When I unwrapped Pamela Branch's The Wooden Overcoat on my birthday last year, I was more than a little confused; the format was odd, the blurb sounded naff, I'd never heard of it and there was a quote from the queen on the back - as if I have the same sense of humour as that old trout! Nevertheless, a few months later, curiosity got the better of me and I plunged into Chapter One. Imagine my surprise when the very first line made me laugh out loud. And I don't mean I gave a wry smile, I guffawed so loudly the wine I'd been about to swallow shot out of my nose.

It's obvious from the off that Branch's style is far from austere. She has an easy, P. G. Wodehouse-esque way of turning the serious into the comical; except that Wodehouse only ever went as far as the stealing of pearl necklaces and getting engaged to the wrong girl. The Wooden Overcoat, however, takes on a far more macabre tack; the body count could rival that of a horror film, and that's not including the "rets". Perhaps it's the unlikely contrast between the grim and the farcical, but for some reason the two work together with hilarious consequences.

The Asterisk Club is an exclusive and clandestine boarding house for wrongly aquitted murderers, as Benji Cann has just discovered.
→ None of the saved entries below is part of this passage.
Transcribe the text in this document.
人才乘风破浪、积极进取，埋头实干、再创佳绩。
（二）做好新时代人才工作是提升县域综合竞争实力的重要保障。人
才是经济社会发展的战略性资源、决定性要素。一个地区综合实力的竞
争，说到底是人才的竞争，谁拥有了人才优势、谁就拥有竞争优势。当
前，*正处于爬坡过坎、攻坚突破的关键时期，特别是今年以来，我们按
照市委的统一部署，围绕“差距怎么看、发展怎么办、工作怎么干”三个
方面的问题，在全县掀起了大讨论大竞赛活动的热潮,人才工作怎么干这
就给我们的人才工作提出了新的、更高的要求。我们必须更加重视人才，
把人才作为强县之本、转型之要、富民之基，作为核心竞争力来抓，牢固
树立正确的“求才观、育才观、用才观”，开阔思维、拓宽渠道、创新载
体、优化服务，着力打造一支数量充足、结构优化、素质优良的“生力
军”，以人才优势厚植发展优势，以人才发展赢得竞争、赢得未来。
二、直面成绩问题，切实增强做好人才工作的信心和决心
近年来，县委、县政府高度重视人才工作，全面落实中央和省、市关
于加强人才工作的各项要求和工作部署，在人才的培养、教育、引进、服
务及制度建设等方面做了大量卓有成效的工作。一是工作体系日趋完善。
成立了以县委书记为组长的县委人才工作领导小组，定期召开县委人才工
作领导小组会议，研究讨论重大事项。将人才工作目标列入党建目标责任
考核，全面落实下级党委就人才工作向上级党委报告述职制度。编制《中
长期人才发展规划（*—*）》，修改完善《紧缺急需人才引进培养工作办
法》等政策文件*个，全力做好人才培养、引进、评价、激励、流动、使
A dangerous combination of people under usual circumstances, but the club has very strict rules that prohibit the bumbing off of fellow guests. So when the seemingly unsuspecting neighbours in the adjacent house begin carting around dead bodies in an amateurish fashion, the members of the Asterisk club are most confused; except of course the most recent addition, Benji, who is the first to fall victim. They vow to keep a close eye on these clumsy part-timers who are wavering dangerously close to their turf. Meanwhile, the inhabitants next door, each in a bid to protect their respective other halves (while secretly suspecting them) are finding their first shot at disposing of dead bodies less successful than they might have hoped. This combined with the fact that a large family of rats has taken the opportunity to infest the skirting boards is stretching tempers somewhat and the rat-man will insist on going into minute detail about his very own hush-hush methods for disposing of "rets".

The improbability of this premise does absolutely nothing to deter; once I started reading, I just couldn't stop. I found myself absolutely crying with laughter while in the most inopportune of places: on the bus, at work, at the train station, in the waiting room at the doctors' surgery, anywhere other people are generally found, actually. And it carried on long after I'd put the book down. On more than one occasion I caught myself chortling as a few lines popped into my head whilst walking down the road or waiting in the queue for a cashpoint. And I think my work colleagues will clearly remember the day I shook and snorted with repressed laughter for, at the very least, an hour after my lunch break, muttering "...tide's out". I shall leave that one with you to find out for yourself.

The one thing that displeases me is that every single one of P. G. Wodehouse's books has been reprinted over and over, and rightly so, but when it comes to something as good as Pamela Branch's masterpiece, why so long? True, it was written in the early fifties and clearly relates to that era; but as such I find the almost naïve narrative rather refreshing. With believable characters, each sporting their own eccentricities, and an effortlessly deft writing style, Pamela Branch has written the unforgettable and I firmly believe that this book should never have gone out of print.

The Wooden Overcoat was reprinted by the Rue Morgue Press in 2006, on luxuriously thick, shiny paper, and since then the other three Pamela Branch novels have followed suit. They sit on my shelves, patiently waiting to brighten a gloomy Sunday.